Nashville singer-songwriter and poet Adia Victoria teams up with The National's Matt Berninger for "South For the Winter" from Victoria's new T Bone Burnett-produced album A Southern Gothic, a collection of songs that explore the history and culture of the south.

"What do we think about when we think about Southern gothic? What do we think about when we think of Southern literature — usually Black Southern writers are hemmed out of that," the South Carolina native told Rolling Stone. "You have your [William] Faulkner, your [Eudora] Welty, your [Flannery] O'Connor, but it's not common you'll see Alice Walker included in that list as well. I wanted to include myself in the history of the South. I wanted to make this young Black girl's narrative just as emblematic of a Southern experience as Faulkner could write."

A Southern Gothic, Victoria's third full-length album, also features "You Was Born To Die," a collaboration with Kyshona Armstrong, Margo Price and Jason Isbell.

Victoria is also the host of the podcast Call and Responsewhich features conversations with artists about their current work and musical lineage.

— Bobbie Jean Sawyer

"Wild Peppermint," Alexa Rose

North Carolina singer-songwriter Alexa Rose weaves her Appalachian folk influences into the sweetly nostalgic, piano-driven "Wild Peppermint."

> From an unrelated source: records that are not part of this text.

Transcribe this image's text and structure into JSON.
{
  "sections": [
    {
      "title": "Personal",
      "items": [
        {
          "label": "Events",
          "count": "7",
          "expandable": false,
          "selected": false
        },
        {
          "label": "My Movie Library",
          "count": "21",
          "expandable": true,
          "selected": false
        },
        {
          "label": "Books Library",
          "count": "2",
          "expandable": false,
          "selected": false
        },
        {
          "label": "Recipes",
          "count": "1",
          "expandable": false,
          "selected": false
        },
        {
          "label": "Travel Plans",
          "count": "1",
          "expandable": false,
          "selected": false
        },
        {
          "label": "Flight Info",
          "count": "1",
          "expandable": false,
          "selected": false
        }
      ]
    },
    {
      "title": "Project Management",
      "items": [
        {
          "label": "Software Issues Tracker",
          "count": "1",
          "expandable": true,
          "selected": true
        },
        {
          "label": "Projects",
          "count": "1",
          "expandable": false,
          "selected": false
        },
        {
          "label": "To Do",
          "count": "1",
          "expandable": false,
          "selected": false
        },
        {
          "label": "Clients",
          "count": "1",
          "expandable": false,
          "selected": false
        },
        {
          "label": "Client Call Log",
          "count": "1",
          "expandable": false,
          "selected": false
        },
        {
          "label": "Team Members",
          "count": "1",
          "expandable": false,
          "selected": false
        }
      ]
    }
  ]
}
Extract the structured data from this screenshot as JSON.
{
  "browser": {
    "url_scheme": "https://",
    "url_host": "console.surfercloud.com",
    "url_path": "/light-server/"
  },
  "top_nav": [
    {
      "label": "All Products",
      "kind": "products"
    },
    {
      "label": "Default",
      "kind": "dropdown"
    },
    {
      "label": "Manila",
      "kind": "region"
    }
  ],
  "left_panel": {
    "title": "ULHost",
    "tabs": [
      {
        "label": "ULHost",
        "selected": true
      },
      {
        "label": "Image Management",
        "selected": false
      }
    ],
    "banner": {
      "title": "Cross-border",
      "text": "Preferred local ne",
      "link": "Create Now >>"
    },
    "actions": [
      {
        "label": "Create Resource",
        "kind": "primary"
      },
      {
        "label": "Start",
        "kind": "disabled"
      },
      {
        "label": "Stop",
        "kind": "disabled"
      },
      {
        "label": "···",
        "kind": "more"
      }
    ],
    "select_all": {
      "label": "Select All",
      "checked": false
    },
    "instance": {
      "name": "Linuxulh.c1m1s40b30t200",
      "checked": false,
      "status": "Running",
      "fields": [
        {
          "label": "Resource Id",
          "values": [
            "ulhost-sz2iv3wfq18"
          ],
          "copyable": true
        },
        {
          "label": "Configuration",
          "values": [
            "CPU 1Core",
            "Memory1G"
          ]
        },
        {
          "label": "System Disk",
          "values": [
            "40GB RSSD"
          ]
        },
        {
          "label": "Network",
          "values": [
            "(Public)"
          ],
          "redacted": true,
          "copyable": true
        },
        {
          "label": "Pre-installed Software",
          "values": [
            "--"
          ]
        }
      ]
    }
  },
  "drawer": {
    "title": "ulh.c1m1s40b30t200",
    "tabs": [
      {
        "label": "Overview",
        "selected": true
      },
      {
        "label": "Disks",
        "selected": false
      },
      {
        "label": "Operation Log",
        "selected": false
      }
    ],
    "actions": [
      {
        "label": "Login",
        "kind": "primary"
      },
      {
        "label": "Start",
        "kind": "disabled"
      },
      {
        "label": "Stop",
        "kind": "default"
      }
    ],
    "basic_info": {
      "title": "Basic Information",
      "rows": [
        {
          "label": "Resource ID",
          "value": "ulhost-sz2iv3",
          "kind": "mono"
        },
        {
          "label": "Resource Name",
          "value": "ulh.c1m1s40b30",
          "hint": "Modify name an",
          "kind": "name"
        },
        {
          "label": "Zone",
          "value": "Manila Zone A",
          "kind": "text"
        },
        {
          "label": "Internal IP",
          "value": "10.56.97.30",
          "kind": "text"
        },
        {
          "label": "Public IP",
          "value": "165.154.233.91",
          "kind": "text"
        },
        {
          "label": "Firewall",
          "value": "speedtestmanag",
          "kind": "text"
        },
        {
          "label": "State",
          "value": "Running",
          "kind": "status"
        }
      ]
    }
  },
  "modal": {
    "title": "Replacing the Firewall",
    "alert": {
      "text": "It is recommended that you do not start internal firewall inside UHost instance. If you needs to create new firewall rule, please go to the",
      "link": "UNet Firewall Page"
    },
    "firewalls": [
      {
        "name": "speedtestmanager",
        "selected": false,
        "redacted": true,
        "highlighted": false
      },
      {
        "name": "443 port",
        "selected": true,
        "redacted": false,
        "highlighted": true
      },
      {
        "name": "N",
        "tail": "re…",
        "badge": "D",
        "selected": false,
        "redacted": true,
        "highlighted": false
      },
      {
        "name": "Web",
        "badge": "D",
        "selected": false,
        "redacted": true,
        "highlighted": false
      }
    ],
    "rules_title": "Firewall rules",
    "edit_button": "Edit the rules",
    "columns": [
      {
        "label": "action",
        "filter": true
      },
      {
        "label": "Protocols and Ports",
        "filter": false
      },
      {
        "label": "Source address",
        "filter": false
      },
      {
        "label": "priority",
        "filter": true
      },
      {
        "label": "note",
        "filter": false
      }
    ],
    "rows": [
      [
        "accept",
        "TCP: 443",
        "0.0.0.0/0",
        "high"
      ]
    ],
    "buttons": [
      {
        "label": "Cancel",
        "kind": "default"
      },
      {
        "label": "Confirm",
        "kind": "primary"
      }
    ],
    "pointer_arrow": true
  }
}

"I was feeling nostalgic and excited about the colder weather coming in," Rose said in a press release. "Growing up in the south, you don't get a big snow very often, so it was always a thrill when it looked like we might get enough to get out of school. I used to check the NOAA website religiously with an old friend, our latest mix CD playing 'Snow Day' by Matt Pond PA. We'd get our hopes up just to have them crushed when those snow clouds turned to rain or just fizzled out. It felt personal because I really wanted that snow day, but there is nothing more indifferent than weather. Relationships are like weather in that way - when they shift or end, sometimes it's just the natural course of action. It's good to remember that sometimes in the middle of any transition, and I'd say that's the mission of the song. It's all just weather, and years later, you look back and hopefully smile, understanding how it brought you to the next station."

"Wild Peppermint" is featured on Rose's newly released sophomore album Headwaters, the follow-up to her 2019 debut Medicine For Living.